Puyi não viu sua mãe biológica, a Princesa Consorte Chun, pelos sete anos seguintes. Ele desenvolveu um vínculo especial com Wang e a considerou a única pessoa que poderia controlá-lo. Ela foi mandada embora quando ele tinha oito anos. Depois que Puyi se casou, ele ocasionalmente a levava para a Cidade Proibida, e mais tarde para Manchukuo, para visitá-lo. Após o perdão especial do governo em 1959, ela visitou o filho adotivo e só então ele soube de seus sacrifícios pessoais para ser sua enfermeira. Crescendo quase sem nenhuma lembrança de uma época em que não era mimado e reverenciado, Puyi rapidamente se tornou mimado. Os adultos de sua vida, exceto Wang, eram todos estranhos, remotos, distantes e incapazes de discipliná-lo. Onde quer que ele fosse, homens adultos se ajoelhavam em uma reverência ritual, desviando os olhos até que ele passasse. Logo ele descobriu o poder absoluto que exercia sobre os eunucos e frequentemente os espancava por pequenas transgressões. Como imperador, todos os caprichos de Puyi foram atendidos enquanto ninguém lhe dizia não, tornando-o um menino sádico que adorava que seus eunucos fossem açoitados. O jornalista anglo-francês Edward Behr escreveu sobre o poder de Puyi como imperador da China, o que lhe permitiu disparar sua arma de ar comprimido contra quem quisesse:

O Imperador era Divino. Ele não poderia ser protestado ou punido. Ele só poderia ser aconselhado com deferência contra maltratar eunucos inocentes e, se decidisse disparar contra eles, essa seria sua prerrogativa. — Edward Behr

Puyi disse mais tarde: "Açoitar eunucos fazia parte de minha rotina diária. Minha crueldade e meu amor por exercer o poder já estavam firmemente estabelecidos para que a persuasão tivesse qualquer efeito sobre mim".

Wang era a única pessoa capaz de controlar Puyi; Certa vez, Pu Yi decidiu "recompensar" um eunuco por um show de marionetes bem feito, fazendo um bolo para ele com limalha de ferro, dizendo: "Quero ver como ele fica quando come". Com muita dificuldade, Wang dissuadiu Puyi desse plano.

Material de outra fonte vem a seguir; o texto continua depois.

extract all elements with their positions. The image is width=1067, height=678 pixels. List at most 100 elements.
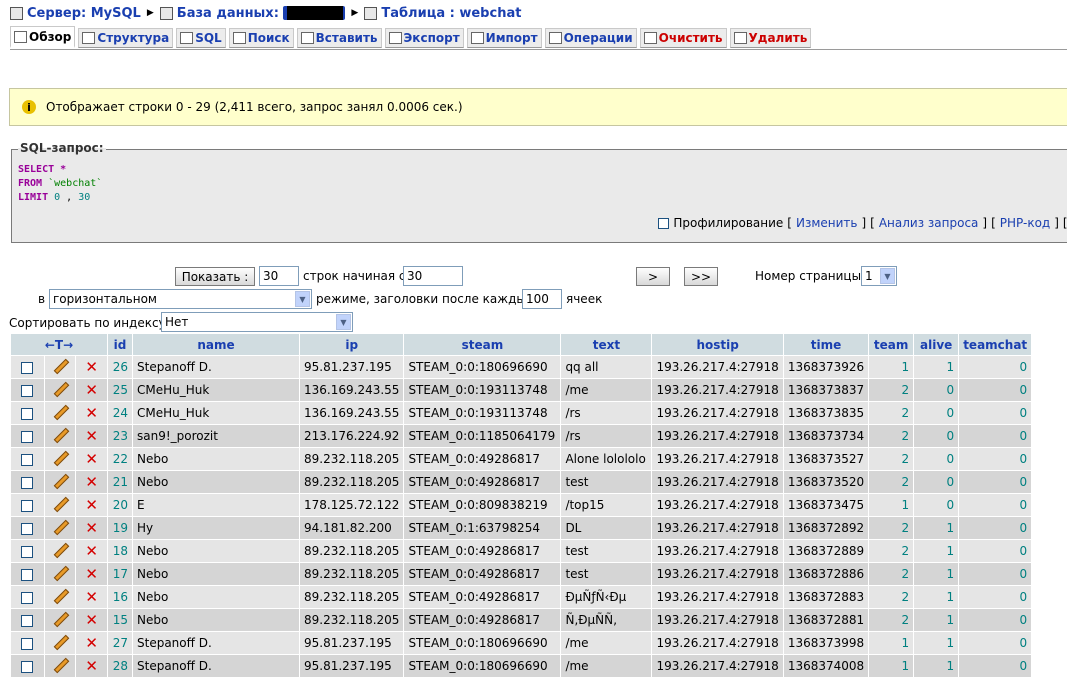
delete-icon[interactable]: ✕ [85, 542, 98, 560]
page-number-select[interactable]: 1 ▼ [861, 266, 897, 286]
php-code-link[interactable]: PHP-код [1000, 216, 1050, 230]
pencil-icon[interactable] [53, 612, 67, 626]
cell-steam: STEAM_0:0:49286817 [404, 471, 561, 493]
cell-name: Nebo [133, 609, 299, 631]
tab-export[interactable]: Экспорт [384, 28, 464, 48]
cell-teamchat: 0 [959, 563, 1032, 585]
rows-count-input[interactable]: 30 [259, 266, 299, 286]
row-select-cell [11, 517, 44, 539]
mode-label: режиме, заголовки после каждых [316, 292, 533, 306]
row-checkbox[interactable] [21, 522, 34, 535]
pencil-icon[interactable] [53, 543, 67, 557]
tab-drop[interactable]: Удалить [729, 28, 812, 48]
pencil-icon[interactable] [53, 566, 67, 580]
delete-icon[interactable]: ✕ [85, 358, 98, 376]
column-resize-handle[interactable]: ←T→ [11, 334, 107, 355]
delete-icon[interactable]: ✕ [85, 473, 98, 491]
start-row-input[interactable]: 30 [403, 266, 463, 286]
column-header-ip[interactable]: ip [300, 334, 404, 355]
sort-index-select[interactable]: Нет ▼ [161, 312, 353, 332]
row-checkbox[interactable] [21, 499, 34, 512]
cell-text: test [561, 471, 652, 493]
pencil-icon[interactable] [53, 428, 67, 442]
cell-team: 2 [869, 448, 914, 470]
pencil-icon[interactable] [53, 520, 67, 534]
row-checkbox[interactable] [21, 637, 34, 650]
row-edit-cell [44, 494, 76, 516]
cell-alive: 1 [914, 655, 959, 677]
delete-icon[interactable]: ✕ [85, 496, 98, 514]
row-checkbox[interactable] [21, 453, 34, 466]
pencil-icon[interactable] [53, 589, 67, 603]
column-header-text[interactable]: text [561, 334, 652, 355]
delete-icon[interactable]: ✕ [85, 404, 98, 422]
cell-alive: 1 [914, 632, 959, 654]
delete-icon[interactable]: ✕ [85, 657, 98, 675]
row-edit-cell [44, 563, 76, 585]
row-delete-cell: ✕ [76, 356, 107, 378]
delete-icon[interactable]: ✕ [85, 519, 98, 537]
delete-icon[interactable]: ✕ [85, 427, 98, 445]
row-select-cell [11, 609, 44, 631]
row-checkbox[interactable] [21, 361, 34, 374]
tab-import[interactable]: Импорт [466, 28, 542, 48]
breadcrumb-arrow-icon: ▶ [351, 8, 359, 18]
edit-query-link[interactable]: Изменить [796, 216, 858, 230]
tab-operations[interactable]: Операции [544, 28, 637, 48]
tab-empty[interactable]: Очистить [639, 28, 727, 48]
cell-team: 2 [869, 586, 914, 608]
column-header-alive[interactable]: alive [914, 334, 959, 355]
row-checkbox[interactable] [21, 545, 34, 558]
pencil-icon[interactable] [53, 405, 67, 419]
tab-sql[interactable]: SQL [176, 28, 226, 48]
pencil-icon[interactable] [53, 635, 67, 649]
pencil-icon[interactable] [53, 359, 67, 373]
cell-time: 1368373926 [783, 356, 869, 378]
last-page-button[interactable]: >> [684, 267, 718, 286]
tab-structure[interactable]: Структура [78, 28, 174, 48]
row-select-cell [11, 586, 44, 608]
table-row: ✕ 23 san9!_porozit 213.176.224.92 STEAM_0:0:… [11, 425, 1032, 447]
delete-icon[interactable]: ✕ [85, 634, 98, 652]
row-checkbox[interactable] [21, 614, 34, 627]
delete-icon[interactable]: ✕ [85, 450, 98, 468]
server-link[interactable]: Сервер: MySQL [10, 6, 141, 21]
column-header-team[interactable]: team [869, 334, 914, 355]
column-header-name[interactable]: name [133, 334, 299, 355]
row-checkbox[interactable] [21, 430, 34, 443]
delete-icon[interactable]: ✕ [85, 588, 98, 606]
delete-icon[interactable]: ✕ [85, 565, 98, 583]
row-checkbox[interactable] [21, 384, 34, 397]
column-header-teamchat[interactable]: teamchat [959, 334, 1032, 355]
profiling-checkbox[interactable] [658, 217, 670, 229]
tab-search[interactable]: Поиск [228, 28, 294, 48]
row-checkbox[interactable] [21, 476, 34, 489]
pencil-icon[interactable] [53, 658, 67, 672]
pencil-icon[interactable] [53, 382, 67, 396]
cell-id: 25 [108, 379, 132, 401]
cell-team: 2 [869, 471, 914, 493]
cell-text: /me [561, 379, 652, 401]
pencil-icon[interactable] [53, 474, 67, 488]
table-link[interactable]: Таблица : webchat [364, 6, 521, 21]
database-link[interactable]: База данных: [159, 6, 346, 21]
tab-insert[interactable]: Вставить [296, 28, 382, 48]
row-edit-cell [44, 471, 76, 493]
tab-browse[interactable]: Обзор [10, 26, 76, 48]
delete-icon[interactable]: ✕ [85, 611, 98, 629]
column-header-time[interactable]: time [783, 334, 869, 355]
show-button[interactable]: Показать : [175, 267, 255, 286]
delete-icon[interactable]: ✕ [85, 381, 98, 399]
repeat-headers-input[interactable]: 100 [522, 289, 562, 309]
row-checkbox[interactable] [21, 568, 34, 581]
pencil-icon[interactable] [53, 497, 67, 511]
display-mode-select[interactable]: горизонтальном ▼ [49, 289, 312, 309]
row-checkbox[interactable] [21, 407, 34, 420]
explain-query-link[interactable]: Анализ запроса [879, 216, 979, 230]
pencil-icon[interactable] [53, 451, 67, 465]
column-header-id[interactable]: id [108, 334, 132, 355]
next-page-button[interactable]: > [636, 267, 670, 286]
column-header-hostip[interactable]: hostip [652, 334, 783, 355]
column-header-steam[interactable]: steam [404, 334, 561, 355]
row-checkbox[interactable] [21, 591, 34, 604]
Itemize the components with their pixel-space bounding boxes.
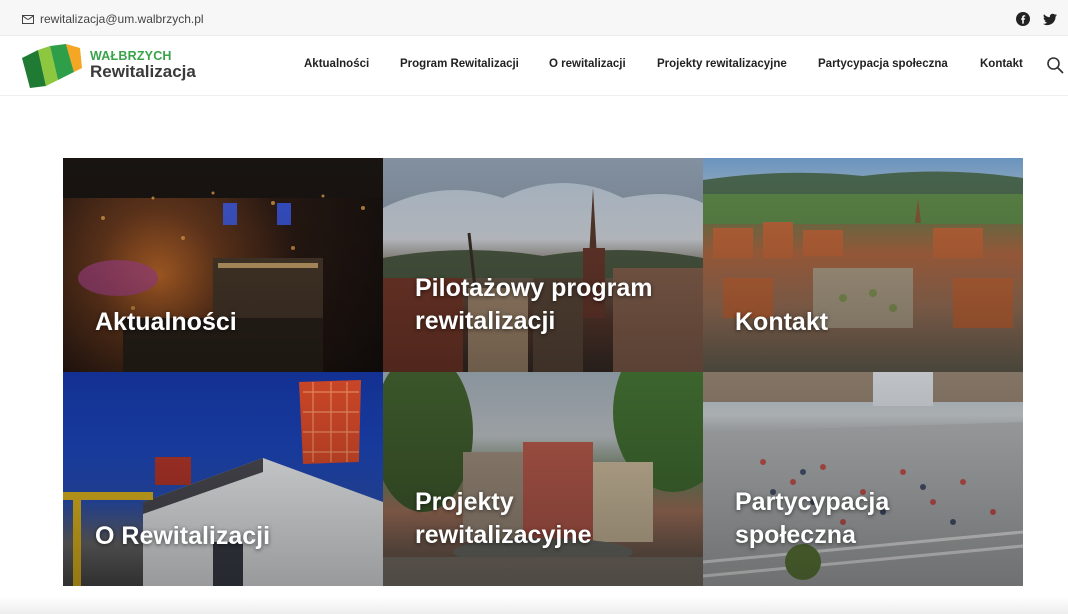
tile-title: Partycypacja społeczna bbox=[735, 488, 890, 549]
nav-item-kontakt[interactable]: Kontakt bbox=[980, 58, 1023, 70]
twitter-icon[interactable] bbox=[1043, 12, 1057, 26]
search-icon[interactable] bbox=[1046, 56, 1064, 74]
logo-mark-icon bbox=[20, 42, 84, 88]
main-header: WAŁBRZYCH Rewitalizacja Aktualności Prog… bbox=[0, 36, 1068, 96]
tile-title: Pilotażowy program rewitalizacji bbox=[415, 274, 653, 335]
tile-partycypacja-spoleczna[interactable]: Partycypacja społeczna bbox=[703, 372, 1023, 586]
tile-projekty-rewitalizacyjne[interactable]: Projekty rewitalizacyjne bbox=[383, 372, 703, 586]
nav-item-partycypacja-spoleczna[interactable]: Partycypacja społeczna bbox=[818, 58, 948, 70]
nav-item-o-rewitalizacji[interactable]: O rewitalizacji bbox=[549, 58, 626, 70]
facebook-icon[interactable] bbox=[1016, 12, 1030, 26]
nav-item-aktualnosci[interactable]: Aktualności bbox=[304, 58, 369, 70]
feature-tiles-grid: Aktualności Pilotażowy program rewitaliz… bbox=[63, 158, 1023, 586]
logo-line-2: Rewitalizacja bbox=[90, 61, 196, 81]
page-bottom-edge bbox=[0, 596, 1068, 614]
tile-title: Projekty rewitalizacyjne bbox=[415, 488, 592, 549]
tile-kontakt[interactable]: Kontakt bbox=[703, 158, 1023, 372]
tile-aktualnosci[interactable]: Aktualności bbox=[63, 158, 383, 372]
tile-title: Kontakt bbox=[735, 308, 829, 336]
top-contact-bar: rewitalizacja@um.walbrzych.pl bbox=[0, 0, 1068, 36]
tile-title: O Rewitalizacji bbox=[95, 522, 271, 550]
logo-line-1: WAŁBRZYCH bbox=[90, 48, 172, 63]
tile-title: Aktualności bbox=[95, 308, 237, 336]
email-text: rewitalizacja@um.walbrzych.pl bbox=[40, 12, 204, 26]
tile-o-rewitalizacji[interactable]: O Rewitalizacji bbox=[63, 372, 383, 586]
tile-pilotazowy-program[interactable]: Pilotażowy program rewitalizacji bbox=[383, 158, 703, 372]
email-link[interactable]: rewitalizacja@um.walbrzych.pl bbox=[22, 12, 204, 26]
site-logo[interactable]: WAŁBRZYCH Rewitalizacja bbox=[20, 42, 196, 88]
nav-item-program-rewitalizacji[interactable]: Program Rewitalizacji bbox=[400, 58, 519, 70]
nav-item-projekty-rewitalizacyjne[interactable]: Projekty rewitalizacyjne bbox=[657, 58, 787, 70]
mail-icon bbox=[22, 14, 34, 24]
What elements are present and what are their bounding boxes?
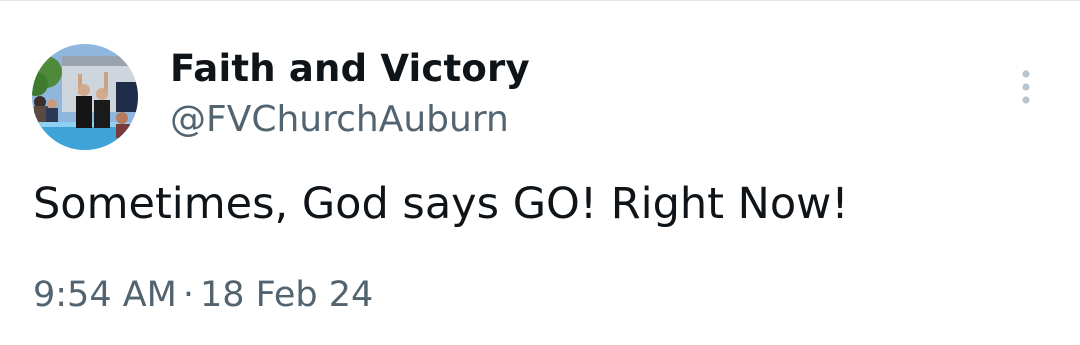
vertical-dots-icon xyxy=(1022,70,1030,104)
tweet-text: Sometimes, God says GO! Right Now! xyxy=(33,179,849,229)
tweet-date: 18 Feb 24 xyxy=(200,275,374,315)
author-handle[interactable]: @FVChurchAuburn xyxy=(170,99,509,140)
profile-avatar[interactable] xyxy=(32,44,138,150)
meta-separator: · xyxy=(182,275,195,315)
tweet-time: 9:54 AM xyxy=(33,275,177,315)
author-display-name[interactable]: Faith and Victory xyxy=(170,47,530,90)
more-options-button[interactable] xyxy=(1008,67,1044,107)
tweet-timestamp[interactable]: 9:54 AM · 18 Feb 24 xyxy=(33,275,373,315)
tweet-card: Faith and Victory @FVChurchAuburn Someti… xyxy=(0,0,1080,345)
avatar-photo xyxy=(32,44,138,150)
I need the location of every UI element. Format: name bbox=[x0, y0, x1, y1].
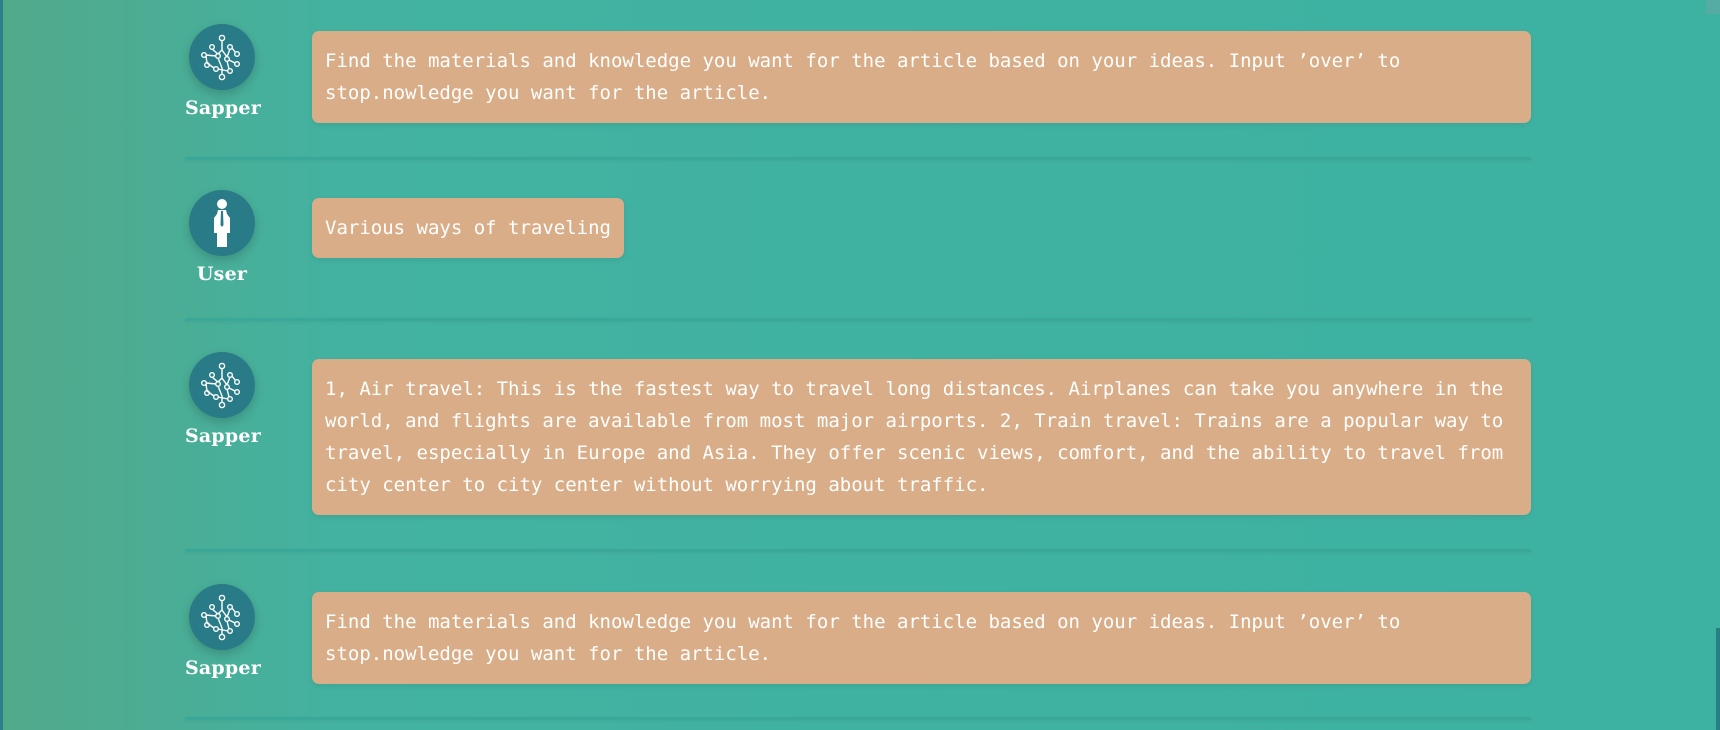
message-divider bbox=[185, 318, 1531, 321]
person-icon bbox=[214, 199, 230, 247]
chat-message: Sapper Find the materials and knowledge … bbox=[185, 584, 1531, 684]
chat-message: User Various ways of traveling bbox=[185, 190, 1531, 290]
message-bubble: Find the materials and knowledge you wan… bbox=[312, 592, 1531, 684]
sapper-avatar bbox=[189, 584, 255, 650]
message-divider bbox=[185, 157, 1531, 160]
message-sender: Sapper bbox=[185, 24, 261, 119]
network-graph-icon bbox=[200, 34, 241, 81]
chat-message: Sapper Find the materials and knowledge … bbox=[185, 24, 1531, 124]
network-graph-icon bbox=[200, 594, 241, 641]
network-graph-icon bbox=[200, 362, 241, 409]
chat-message: Sapper 1, Air travel: This is the fastes… bbox=[185, 352, 1531, 515]
sapper-avatar bbox=[189, 24, 255, 90]
chat-log: Sapper Find the materials and knowledge … bbox=[0, 0, 1720, 730]
message-bubble: Find the materials and knowledge you wan… bbox=[312, 31, 1531, 123]
message-divider bbox=[185, 549, 1531, 552]
message-sender: Sapper bbox=[185, 352, 261, 447]
sender-name: User bbox=[196, 263, 248, 285]
message-sender: User bbox=[185, 190, 259, 285]
sapper-avatar bbox=[189, 352, 255, 418]
sender-name: Sapper bbox=[185, 97, 261, 119]
sender-name: Sapper bbox=[185, 425, 261, 447]
sender-name: Sapper bbox=[185, 657, 261, 679]
message-bubble: Various ways of traveling bbox=[312, 198, 624, 258]
message-divider bbox=[185, 717, 1531, 720]
user-avatar bbox=[189, 190, 255, 256]
message-sender: Sapper bbox=[185, 584, 261, 679]
message-bubble: 1, Air travel: This is the fastest way t… bbox=[312, 359, 1531, 515]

Todos os dias, Pu Yi visitava cinco ex-concubinas imperiais, chamadas de "mães", para relatar seu progresso. Ele odiava suas "mães", até porque elas o impediam de ver sua mãe verdadeira até os 13 anos. Sua líder era a autocrática Imperatriz Viúva Longyu, que conspirou com sucesso para expulsar a amada ama de leite de Puyi, Wang, da Cidade Proibida quando ele tinha 8 anos, alegando que Puyi era velho demais para ser amamentado. Puyi odiava especialmente Longyu por isso. Puyi escreveu mais tarde: "Embora eu tivesse muitas mães, nunca conheci nenhum amor maternal." A imperatriz viúva Longyu governou com autoridade suprema sobre a corte imperial Qing e, embora não fosse a "regente" de jure, ela era a governante de facto do Império Qing.